The past year, has seen most of the "big picture" changes merged into NumPy, a good chunk already part of 1.20:

dtype instances are not instances of np.dtype subclasses. I usually write DType for those. But DTypeType is also a good name :).
Array coercion using np.array(...) was completely rewritten, which was necessary to allow new user DTypes.
Introduced the ArrayMethod concept to unif casting and ufuncs as much as possible (NEP 42/43):
- Casting was first fixed up to support error returns.
- "can-cast" logic was rewritten in terms of ArrayMethod (i.e. casting safety checks are integrated into Arraymethod)
- Casting largely reorganized around the ArrayMethod concept, including the casting safety. (Also this)
Promotion was implemented and later integrated everywhere, e.g. for np.result_type(...).
A larger refactor of UFuncs and a few smaller PRs set the stage for the ufunc refactor (see currently in progress)

With the exception of universal functions, the above list covers all major areas of change in NumPy that are required to change. It also implements many of the things that new user DTypes will need and currently cannot do. Previously, these were either unavailable or limited in various ways; especially when it comes to parametric DTypes such as units or strings.

Currently in Progress

The current main reamining points are the universal functions. Since, a majority of NumPy features are organized as universal functions, and universal functions inheritently did not support parametric user defined DTypes. These need a major change. This change is proposed in NEP 43 (although that will need some smaller updates).

The work on implemeting it, is mostly settling in the following PR and the following branch (I hope these will move in very soon):

PR 18905: Implements new promotion, dispatching and use for most ufuncs.
My developement branch extends this to the reductions.

In parallel, the new DType API is only useful for users once it is exposed, I have a branch here to experiment with that:

The expermental DType API exposure branch.
And a repository with (currently cython) examples using it. This currently includes a very simplicitic Units DType and ufuncs for strings (previous difficult or not really possible).

The exact way to write a new DType probably needs some alternative. But note that this should largely be limited to the boilerplate code.

Future

The main step still remaining is figuring out how to exactly expose the DType API best (ABI compatibility is the major concern) and finishing the NEP 43 (or most of it) as closing up.

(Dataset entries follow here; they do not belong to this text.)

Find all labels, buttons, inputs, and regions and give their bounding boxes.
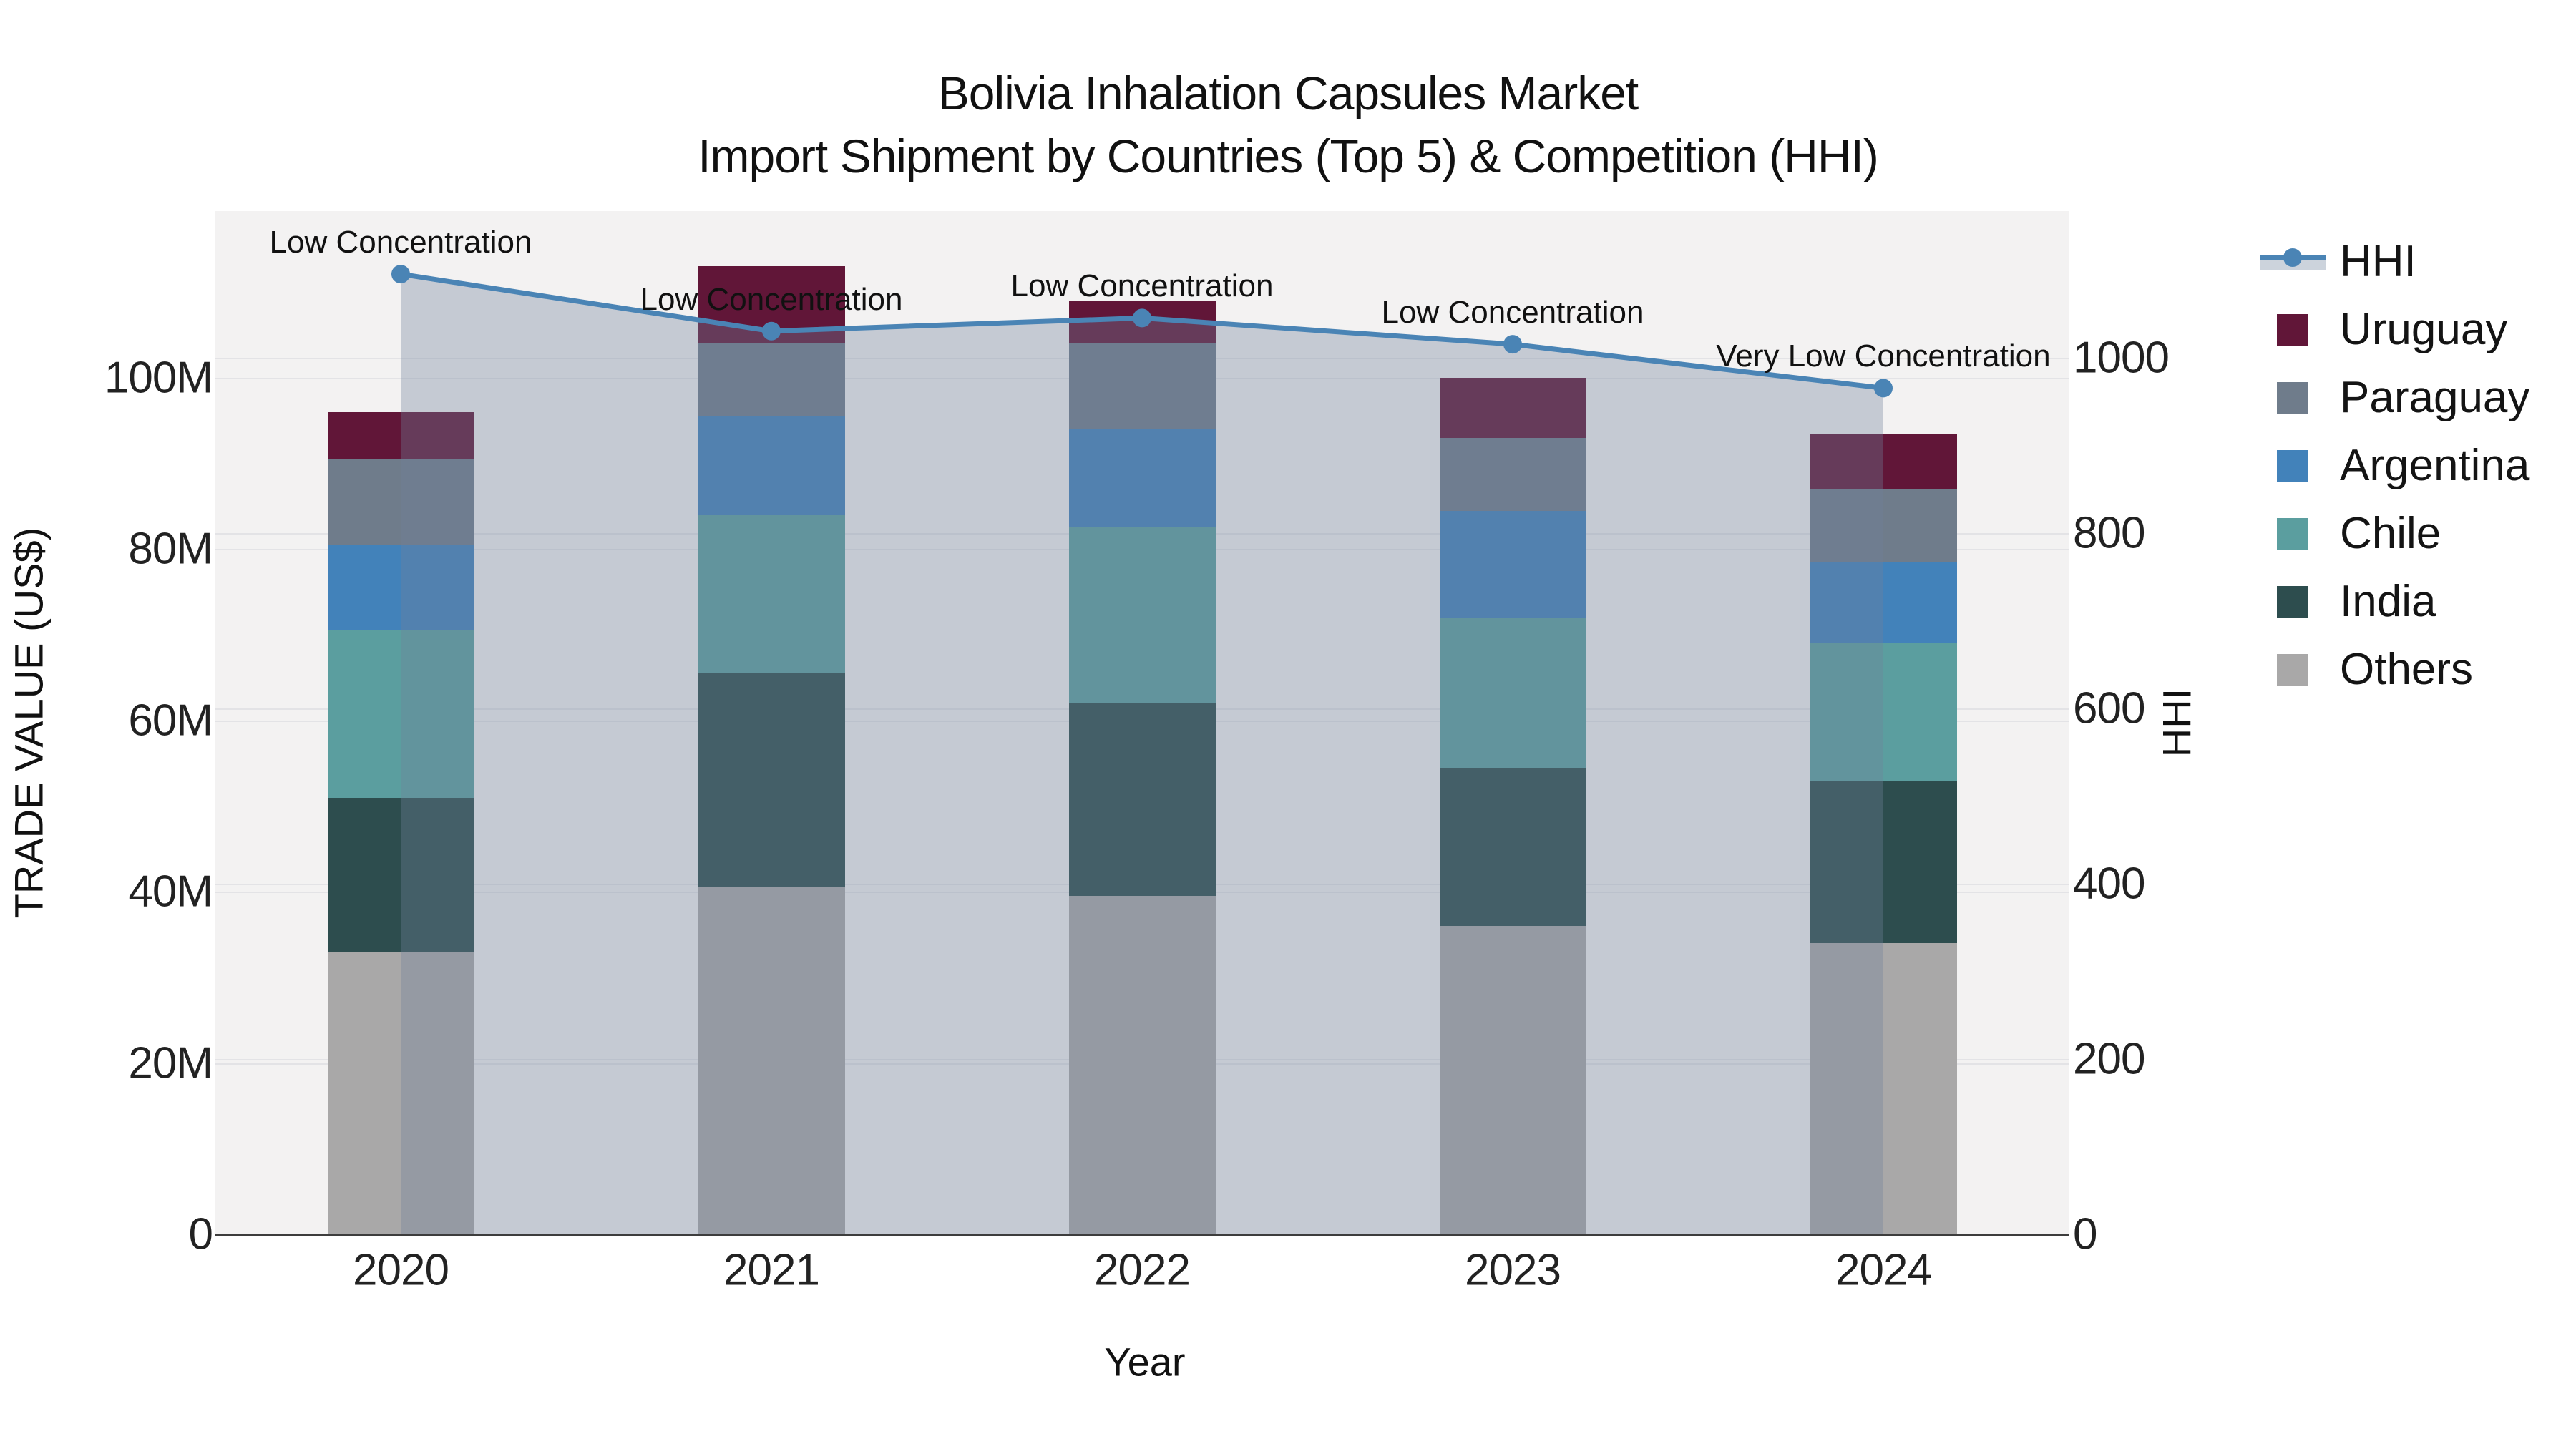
- x-axis-title: Year: [1104, 1339, 1186, 1385]
- legend: HHI Uruguay Paraguay Argentina Chile India Oth…: [2260, 228, 2529, 703]
- legend-item-argentina[interactable]: Argentina: [2260, 431, 2529, 499]
- hhi-annotation: Low Concentration: [640, 281, 903, 317]
- legend-item-paraguay[interactable]: Paraguay: [2260, 364, 2529, 431]
- y-left-axis-title: TRADE VALUE (US$): [6, 527, 52, 919]
- bar-2023-argentina: [1439, 510, 1586, 618]
- bar-2023-india: [1439, 767, 1586, 927]
- bar-2024-others: [1810, 943, 1957, 1234]
- bar-2021-chile: [698, 514, 845, 673]
- legend-label: HHI: [2340, 237, 2416, 286]
- bar-2021-argentina: [698, 416, 845, 515]
- legend-label: Paraguay: [2340, 373, 2530, 422]
- bar-2020-chile: [327, 630, 474, 798]
- legend-item-india[interactable]: India: [2260, 567, 2529, 635]
- x-tick-label: 2020: [353, 1245, 449, 1295]
- x-tick-label: 2024: [1835, 1245, 1932, 1295]
- y-right-tick-label: 0: [2073, 1209, 2097, 1259]
- bar-2021-paraguay: [698, 343, 845, 416]
- legend-label: Others: [2340, 645, 2474, 694]
- bar-2024-paraguay: [1810, 489, 1957, 562]
- x-tick-label: 2022: [1094, 1245, 1191, 1295]
- hhi-annotation: Very Low Concentration: [1716, 338, 2051, 374]
- legend-label: Uruguay: [2340, 305, 2508, 354]
- hhi-annotation: Low Concentration: [1010, 268, 1274, 304]
- x-tick-label: 2021: [723, 1245, 820, 1295]
- y-right-tick-label: 200: [2073, 1034, 2145, 1084]
- legend-swatch-uruguay: [2260, 313, 2326, 346]
- y-right-tick-label: 400: [2073, 859, 2145, 909]
- chart-title-line1: Bolivia Inhalation Capsules Market: [937, 67, 1639, 119]
- y-left-tick-label: 60M: [128, 696, 213, 746]
- hhi-annotation: Low Concentration: [1381, 295, 1644, 331]
- hhi-marker: [391, 265, 410, 284]
- hhi-marker: [1133, 308, 1151, 328]
- bar-2022-paraguay: [1068, 343, 1216, 429]
- hhi-marker: [762, 321, 781, 341]
- bar-2022-india: [1068, 703, 1216, 897]
- legend-swatch-chile: [2260, 517, 2326, 550]
- bar-2020-others: [327, 951, 474, 1234]
- bar-2023-chile: [1439, 618, 1586, 768]
- bar-2023-paraguay: [1439, 437, 1586, 511]
- bar-2022-argentina: [1068, 429, 1216, 528]
- bar-2020-india: [327, 797, 474, 952]
- y-right-tick-label: 600: [2073, 683, 2145, 733]
- hhi-annotation: Low Concentration: [269, 225, 532, 260]
- y-left-tick-label: 40M: [128, 867, 213, 917]
- bar-2024-chile: [1810, 643, 1957, 781]
- legend-label: India: [2340, 577, 2436, 626]
- bar-2020-paraguay: [327, 459, 474, 545]
- legend-item-chile[interactable]: Chile: [2260, 499, 2529, 567]
- hhi-line-icon: [2260, 246, 2326, 278]
- legend-label: Argentina: [2340, 441, 2530, 490]
- bar-2022-others: [1068, 896, 1216, 1234]
- legend-item-hhi[interactable]: HHI: [2260, 228, 2529, 296]
- hhi-overlay: [391, 265, 1893, 1234]
- x-axis-line: [215, 1234, 2069, 1236]
- bar-2024-india: [1810, 780, 1957, 943]
- legend-swatch-others: [2260, 653, 2326, 686]
- hhi-marker: [1874, 379, 1893, 398]
- bar-2023-uruguay: [1439, 378, 1586, 438]
- y-right-tick-label: 1000: [2073, 333, 2170, 382]
- legend-label: Chile: [2340, 509, 2441, 558]
- bar-2021-others: [698, 887, 845, 1234]
- bar-2022-chile: [1068, 527, 1216, 703]
- bar-2024-uruguay: [1810, 433, 1957, 489]
- legend-swatch-argentina: [2260, 449, 2326, 482]
- y-right-tick-label: 800: [2073, 508, 2145, 558]
- y-left-tick-label: 80M: [128, 524, 213, 574]
- legend-swatch-paraguay: [2260, 381, 2326, 414]
- legend-item-uruguay[interactable]: Uruguay: [2260, 296, 2529, 364]
- bar-2024-argentina: [1810, 562, 1957, 644]
- legend-swatch-india: [2260, 585, 2326, 618]
- y-left-tick-label: 0: [188, 1209, 213, 1259]
- hhi-marker: [1503, 335, 1522, 354]
- bar-2021-india: [698, 673, 845, 888]
- bar-2023-others: [1439, 926, 1586, 1234]
- legend-item-others[interactable]: Others: [2260, 635, 2529, 703]
- hhi-area-fill: [401, 274, 1883, 1234]
- y-left-tick-label: 100M: [104, 353, 213, 403]
- bar-2020-argentina: [327, 545, 474, 631]
- bar-2020-uruguay: [327, 411, 474, 459]
- x-tick-label: 2023: [1465, 1245, 1561, 1295]
- y-left-tick-label: 20M: [128, 1038, 213, 1088]
- y-right-axis-title: HHI: [2154, 688, 2200, 758]
- chart-title-line2: Import Shipment by Countries (Top 5) & C…: [698, 130, 1879, 182]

After that there are still some things that need to be done (although, this is unlikely to be exhaustive):

The way users should define new DTypes has to be decided (this seems tricky, unfortunately).
Some functionality is defined in the "old style" API that should be removed/discouraged. This includes things like sorting functions. (The old way could be allowed for a transition period.) To be specific, these are the ((PyArray_Descr *)descr)->f->funcs.
Some small parts of the new API are missing right now. E.g. ensure_nbo() in current NumPy code, has to use the ensure_canonical() as defined by NEP 42. Similarly, some parts will need tweaking.
Part of the API should be public, but it would also be nice to clean them up before doing so; An example for this is the get_loop() for/of ufuncs. For most use-cases, this is probably not too important, but the API is a bit awkward currently. (It would be possible to accept the awkward API and replace it in the future with a new get_loop(), deprecating the old one slowly)
There should be some new API for "reference counting" (more generally, any item with memory management). Cleaning up the split between the current transfer to NULL and PyArray_XDECREF. That is, we should unify it as much as possible (probably by using the transfer to NULL path). And then expose that also to custom DTypes.
Some utility functionality is missing at this time. For example a way for a Unit DType to fall back to the normal math implemented by NumPy (after figuring out the unit part).
A Python API is not on my explicit roadmap right now (although probably not hard).

But most importantly, whatever comes up when potential users start exploring the API, hopefully soon!

Otherwise, there are a couple of related improvements, that I think would make sense. Such as considering storing the actual power-of-two alignment in the array flags (they are getting a bit cramped if we assume int can be 16 bits though). Also the discussion about removing value based casting/promotion is one that would help with DTypes and pushing it forward probably makes sense as soon as the items that are "currently in progress" are largely settled and the next NumPy version is released.